Catheya prepared to pick a path at random and make a run for it. She was alone and in no condition to fight with the Buddhist Sangha. However, she held back upon realizing only a single monk stepped onto her bridge before the path behind him collapsed. Judging by the aura, he was one of the trial takers. He was also vaguely familiar, and it took Catheya a moment to realize why.
“You’re Earth’s traitor,” Catheya said, her brows furrowing with disgust upon the realization.
She recalled Zac once mentioning Abbot Everlasting Peace, who escaped Earth when his home needed him most. He only returned when the Fifth Pillar stirred. And yet, he made no attempts to contact Zac or lend a helping hand. Not so much as a thank you for saving his home world during the integration.
“Traitor… You’re right. It would not be wrong to call this poor monk a traitor. I have also made many mistakes in the name of the greater good,” Everlasting Peace said with a calm expression as he placed his hands together in prayer. Catheya watched as the lingering traces of resentment surrounding the Formation Node were cleansed.

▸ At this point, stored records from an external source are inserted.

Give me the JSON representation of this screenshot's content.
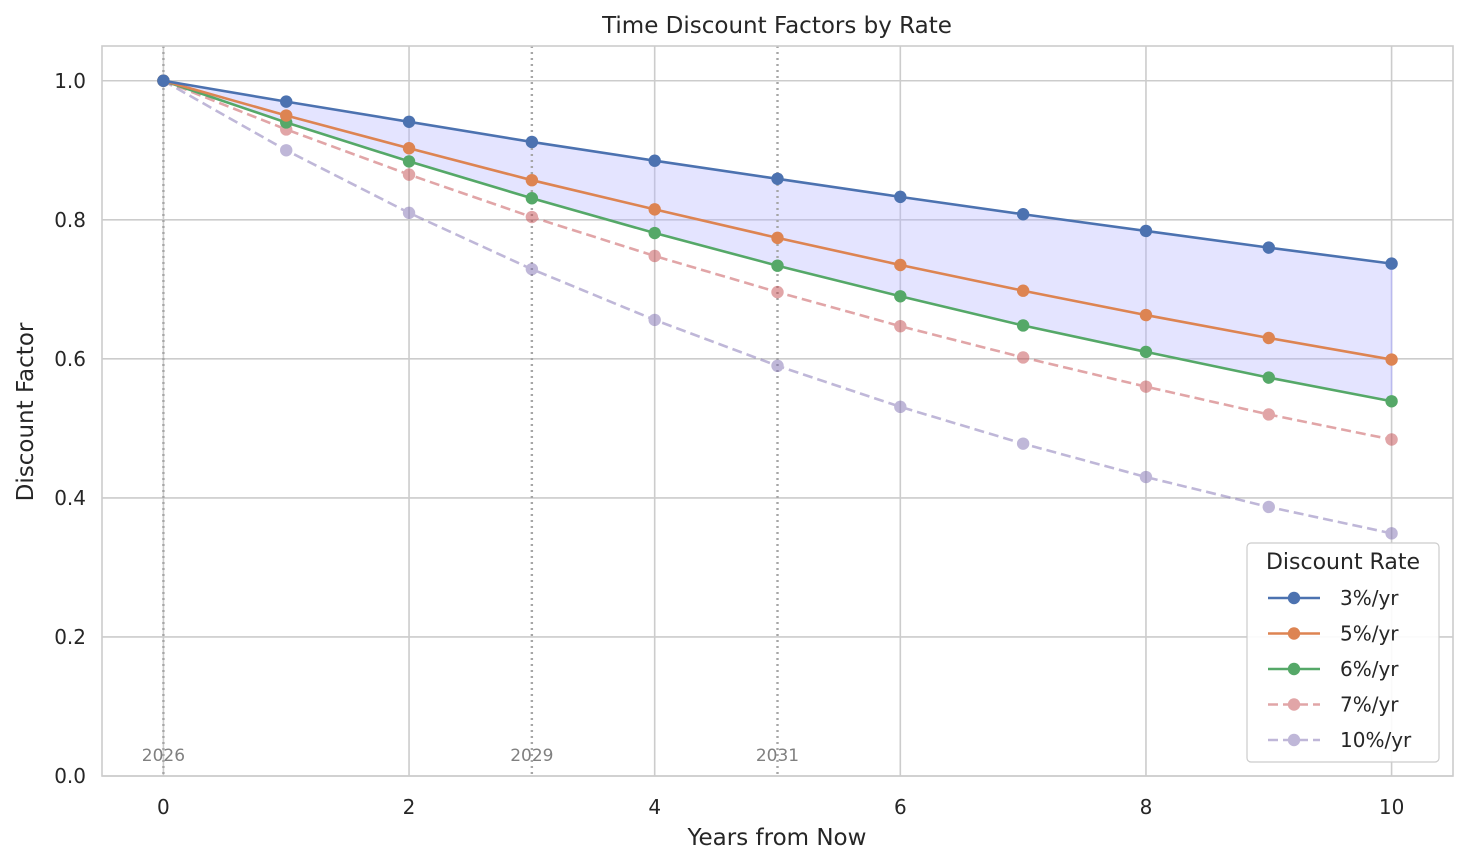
{
  "chart_data": {
    "type": "line",
    "title": "Time Discount Factors by Rate",
    "xlabel": "Years from Now",
    "ylabel": "Discount Factor",
    "xlim": [
      -0.5,
      10.5
    ],
    "ylim": [
      0.0,
      1.05
    ],
    "xticks": [
      0,
      2,
      4,
      6,
      8,
      10
    ],
    "xtick_labels": [
      "0",
      "2",
      "4",
      "6",
      "8",
      "10"
    ],
    "yticks": [
      0.0,
      0.2,
      0.4,
      0.6,
      0.8,
      1.0
    ],
    "ytick_labels": [
      "0.0",
      "0.2",
      "0.4",
      "0.6",
      "0.8",
      "1.0"
    ],
    "grid": true,
    "x": [
      0,
      1,
      2,
      3,
      4,
      5,
      6,
      7,
      8,
      9,
      10
    ],
    "series": [
      {
        "name": "3%/yr",
        "color": "#4c72b0",
        "style": "solid",
        "alpha": 1.0,
        "values": [
          1.0,
          0.97,
          0.941,
          0.912,
          0.885,
          0.859,
          0.833,
          0.808,
          0.784,
          0.76,
          0.737
        ]
      },
      {
        "name": "5%/yr",
        "color": "#dd8452",
        "style": "solid",
        "alpha": 1.0,
        "values": [
          1.0,
          0.95,
          0.903,
          0.857,
          0.815,
          0.774,
          0.735,
          0.698,
          0.663,
          0.63,
          0.599
        ]
      },
      {
        "name": "6%/yr",
        "color": "#55a868",
        "style": "solid",
        "alpha": 1.0,
        "values": [
          1.0,
          0.94,
          0.884,
          0.831,
          0.781,
          0.734,
          0.69,
          0.648,
          0.61,
          0.573,
          0.539
        ]
      },
      {
        "name": "7%/yr",
        "color": "#c44e52",
        "style": "dashed",
        "alpha": 0.5,
        "values": [
          1.0,
          0.93,
          0.865,
          0.804,
          0.748,
          0.696,
          0.647,
          0.602,
          0.56,
          0.52,
          0.484
        ]
      },
      {
        "name": "10%/yr",
        "color": "#8172b3",
        "style": "dashed",
        "alpha": 0.5,
        "values": [
          1.0,
          0.9,
          0.81,
          0.729,
          0.656,
          0.59,
          0.531,
          0.478,
          0.43,
          0.387,
          0.349
        ]
      }
    ],
    "shaded_band": {
      "upper_series": "3%/yr",
      "lower_series": "6%/yr",
      "color": "#b3b3ff",
      "alpha": 0.35
    },
    "vlines": [
      {
        "x": 0,
        "label": "2026"
      },
      {
        "x": 3,
        "label": "2029"
      },
      {
        "x": 5,
        "label": "2031"
      }
    ],
    "legend": {
      "title": "Discount Rate",
      "placement": "lower-right"
    }
  }
}
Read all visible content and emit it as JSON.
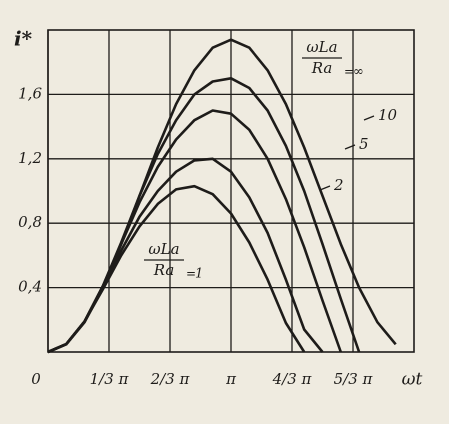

“That is why I’m trying to right the course and find merit in this sea of regret. Karma led me here, and I believe we can help each other.”
“Help each other?” Catheya said with a raised brow. “Are you trying to recruit me for your war? Those imperials must be giving you a run for your money if you come to a Yin Creature for assistance.”
“This bridge… It should not be,” the old monk sighed. “It’s trapped and twisted so many, denying both faithful and faithless their chance at Samsara. This cycle of suffering will not end by clashing with the Sangha’s enemies. Only by concluding the trial can this thread of Karma finally end for real.”
“What are you saying? Do you want to work together to reach the court faster?” Catheya said with a thoughtful frown.
Working together with the Buddhist Sangha bordered on sacrilege, but there was no such thing as eternal enemies. The old monk could obviously manipulate the bridge of Karma in ways she could not.
“Why do you need me?”
“Because of benefactor’s abilities, and frankly, because of benefactor’s connection to Zachary Atwood,” Abbot Everlasting Peace sighed as he took out an unremarkable lotus leaf. “I’m afraid this poor monk has exhausted my Karma with Zachary Atwood, precluding me from discovering the shortcut he’s unearthed.”
“What shortcut?”
“If Benefactor agrees, this poor monk will exert some effort to provide an answer.”
Catheya couldn’t hold back her curiosity and slowly nodded. Abbot Everlasting Peace placed his hands together, and Catheya frowned upon seeing his aura wither away. The lunatic was actually sacrificing lifespan to forcibly build a new bridge. A seventh path emerged, stirring a sense of warmth in Catheya’s heart.
“Fine. We’ll work together for now,” Catheya said, stepping onto the road, holding streaks of blistering Life.